With her first book, Zoetrope, in 1995, MTC Cronin announced herself as a very particular force in Australian poetry. It was not just that her début was so much more immediately arresting than most poets' first outings, but also that it had real authority. This authority, coming from force of intellect and a kind of absolutist, almost inscribed imagination, has marked her work through the years, along with an appreciation for the enabling constraint and for critical rigour.
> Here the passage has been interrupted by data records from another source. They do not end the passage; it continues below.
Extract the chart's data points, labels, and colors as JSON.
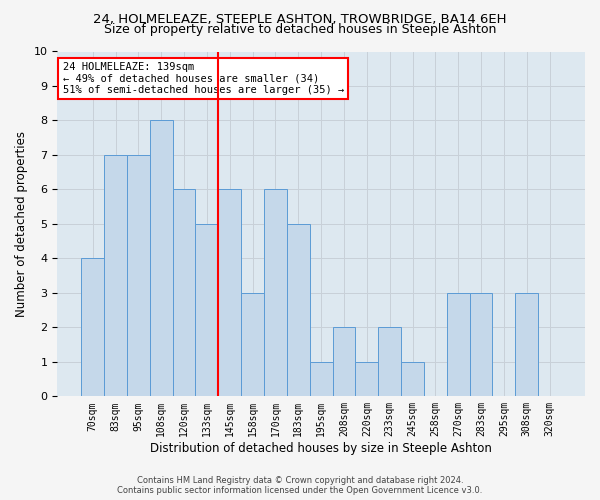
{
  "title_line1": "24, HOLMELEAZE, STEEPLE ASHTON, TROWBRIDGE, BA14 6EH",
  "title_line2": "Size of property relative to detached houses in Steeple Ashton",
  "xlabel": "Distribution of detached houses by size in Steeple Ashton",
  "ylabel": "Number of detached properties",
  "bar_labels": [
    "70sqm",
    "83sqm",
    "95sqm",
    "108sqm",
    "120sqm",
    "133sqm",
    "145sqm",
    "158sqm",
    "170sqm",
    "183sqm",
    "195sqm",
    "208sqm",
    "220sqm",
    "233sqm",
    "245sqm",
    "258sqm",
    "270sqm",
    "283sqm",
    "295sqm",
    "308sqm",
    "320sqm"
  ],
  "bar_values": [
    4,
    7,
    7,
    8,
    6,
    5,
    6,
    3,
    6,
    5,
    1,
    2,
    1,
    2,
    1,
    0,
    3,
    3,
    0,
    3,
    0
  ],
  "bar_color": "#c5d8ea",
  "bar_edgecolor": "#5b9bd5",
  "vline_x": 5.5,
  "vline_color": "red",
  "annotation_text": "24 HOLMELEAZE: 139sqm\n← 49% of detached houses are smaller (34)\n51% of semi-detached houses are larger (35) →",
  "annotation_box_color": "white",
  "annotation_box_edgecolor": "red",
  "ylim": [
    0,
    10
  ],
  "yticks": [
    0,
    1,
    2,
    3,
    4,
    5,
    6,
    7,
    8,
    9,
    10
  ],
  "grid_color": "#c8d0d8",
  "bg_color": "#dde8f0",
  "fig_bg_color": "#f5f5f5",
  "footer_line1": "Contains HM Land Registry data © Crown copyright and database right 2024.",
  "footer_line2": "Contains public sector information licensed under the Open Government Licence v3.0.",
  "title1_fontsize": 9.5,
  "title2_fontsize": 9,
  "ylabel_fontsize": 8.5,
  "xlabel_fontsize": 8.5,
  "tick_fontsize": 7,
  "annot_fontsize": 7.5,
  "footer_fontsize": 6
}
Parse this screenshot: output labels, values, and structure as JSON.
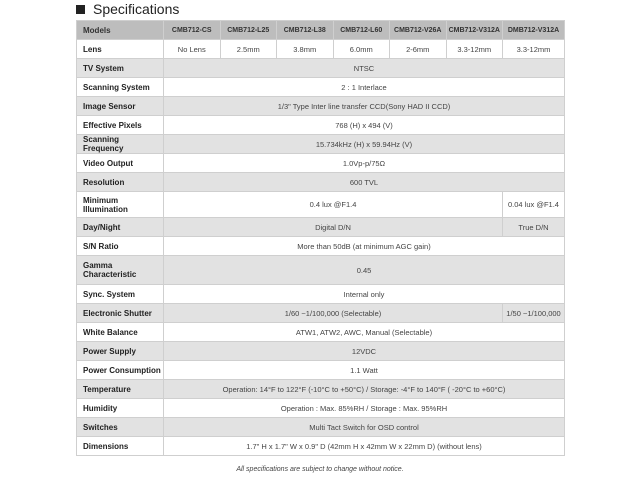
{
  "title": "Specifications",
  "header": {
    "label": "Models",
    "models": [
      "CMB712-CS",
      "CMB712-L25",
      "CMB712-L38",
      "CMB712-L60",
      "CMB712-V26A",
      "CMB712-V312A",
      "DMB712-V312A"
    ]
  },
  "rows": [
    {
      "label": "Lens",
      "cells": [
        {
          "text": "No Lens",
          "span": 1
        },
        {
          "text": "2.5mm",
          "span": 1
        },
        {
          "text": "3.8mm",
          "span": 1
        },
        {
          "text": "6.0mm",
          "span": 1
        },
        {
          "text": "2-6mm",
          "span": 1
        },
        {
          "text": "3.3-12mm",
          "span": 1
        },
        {
          "text": "3.3-12mm",
          "span": 1
        }
      ]
    },
    {
      "label": "TV System",
      "cells": [
        {
          "text": "NTSC",
          "span": 7
        }
      ]
    },
    {
      "label": "Scanning System",
      "cells": [
        {
          "text": "2 : 1 Interlace",
          "span": 7
        }
      ]
    },
    {
      "label": "Image Sensor",
      "cells": [
        {
          "text": "1/3\" Type Inter line transfer CCD(Sony HAD II CCD)",
          "span": 7
        }
      ]
    },
    {
      "label": "Effective Pixels",
      "cells": [
        {
          "text": "768 (H) x 494 (V)",
          "span": 7
        }
      ]
    },
    {
      "label": "Scanning Frequency",
      "cells": [
        {
          "text": "15.734kHz (H) x 59.94Hz (V)",
          "span": 7
        }
      ]
    },
    {
      "label": "Video Output",
      "cells": [
        {
          "text": "1.0Vp-p/75Ω",
          "span": 7
        }
      ]
    },
    {
      "label": "Resolution",
      "cells": [
        {
          "text": "600 TVL",
          "span": 7
        }
      ]
    },
    {
      "label": "Minimum Illumination",
      "tall": 1,
      "cells": [
        {
          "text": "0.4 lux @F1.4",
          "span": 6
        },
        {
          "text": "0.04 lux @F1.4",
          "span": 1
        }
      ]
    },
    {
      "label": "Day/Night",
      "cells": [
        {
          "text": "Digital D/N",
          "span": 6
        },
        {
          "text": "True D/N",
          "span": 1
        }
      ]
    },
    {
      "label": "S/N Ratio",
      "cells": [
        {
          "text": "More than 50dB (at minimum AGC gain)",
          "span": 7
        }
      ]
    },
    {
      "label": "Gamma Characteristic",
      "tall": 2,
      "cells": [
        {
          "text": "0.45",
          "span": 7
        }
      ]
    },
    {
      "label": "Sync. System",
      "cells": [
        {
          "text": "Internal only",
          "span": 7
        }
      ]
    },
    {
      "label": "Electronic Shutter",
      "cells": [
        {
          "text": "1/60 ~1/100,000 (Selectable)",
          "span": 6
        },
        {
          "text": "1/50 ~1/100,000",
          "span": 1
        }
      ]
    },
    {
      "label": "White Balance",
      "cells": [
        {
          "text": "ATW1, ATW2, AWC, Manual (Selectable)",
          "span": 7
        }
      ]
    },
    {
      "label": "Power Supply",
      "cells": [
        {
          "text": "12VDC",
          "span": 7
        }
      ]
    },
    {
      "label": "Power Consumption",
      "cells": [
        {
          "text": "1.1 Watt",
          "span": 7
        }
      ]
    },
    {
      "label": "Temperature",
      "cells": [
        {
          "text": "Operation: 14°F to 122°F (-10°C to +50°C) / Storage: -4°F to 140°F  ( -20°C to +60°C)",
          "span": 7
        }
      ]
    },
    {
      "label": "Humidity",
      "cells": [
        {
          "text": "Operation : Max. 85%RH / Storage : Max. 95%RH",
          "span": 7
        }
      ]
    },
    {
      "label": "Switches",
      "cells": [
        {
          "text": "Multi Tact Switch for OSD control",
          "span": 7
        }
      ]
    },
    {
      "label": "Dimensions",
      "cells": [
        {
          "text": "1.7\" H x 1.7\" W x 0.9\" D (42mm H x 42mm W x 22mm D) (without lens)",
          "span": 7
        }
      ]
    }
  ],
  "note": "All specifications are subject to change without notice."
}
Coming from a legal background through academia, she has arrived, with The Law of Poetry (Puncher & Wattmann, $29.95, 255 pp, 9781922186614) at an effortlessly monumental assemblage of poetic 'laws'.

MTC Cronin The Law of Poetry - colourThe Law of Poetry by MTC Cronin (Puncher and Wattman)

Cronin hands down laws for every conceivable instance where poetry attempts to accommodate the world. 'The Law of Balance', for instance, says that 'In poetry, evening and twilight balance perfectly. / Mystery balances with any word you choose to weigh it against. / Poetry, however, puts the whole world out of whack. / When you read it you drift up or down / while everything goes in the opposite direction.' Elsewhere, there are more abstract formulations, or poems that summon up Brecht's 'Radio Poem' ('Little Law without redemption / Taking a loan to start a new civilization'), among other European ghosts, and generally refuse the great Australian incertitude. It is more an annotation of possible laws that we might adhere to if we knew them, than a corpus of law, and bears the same relation to law that Philip Salom's Alterworld bears to reality, with the same brio. This is poetry as cattle prod, and a welcome shock it is.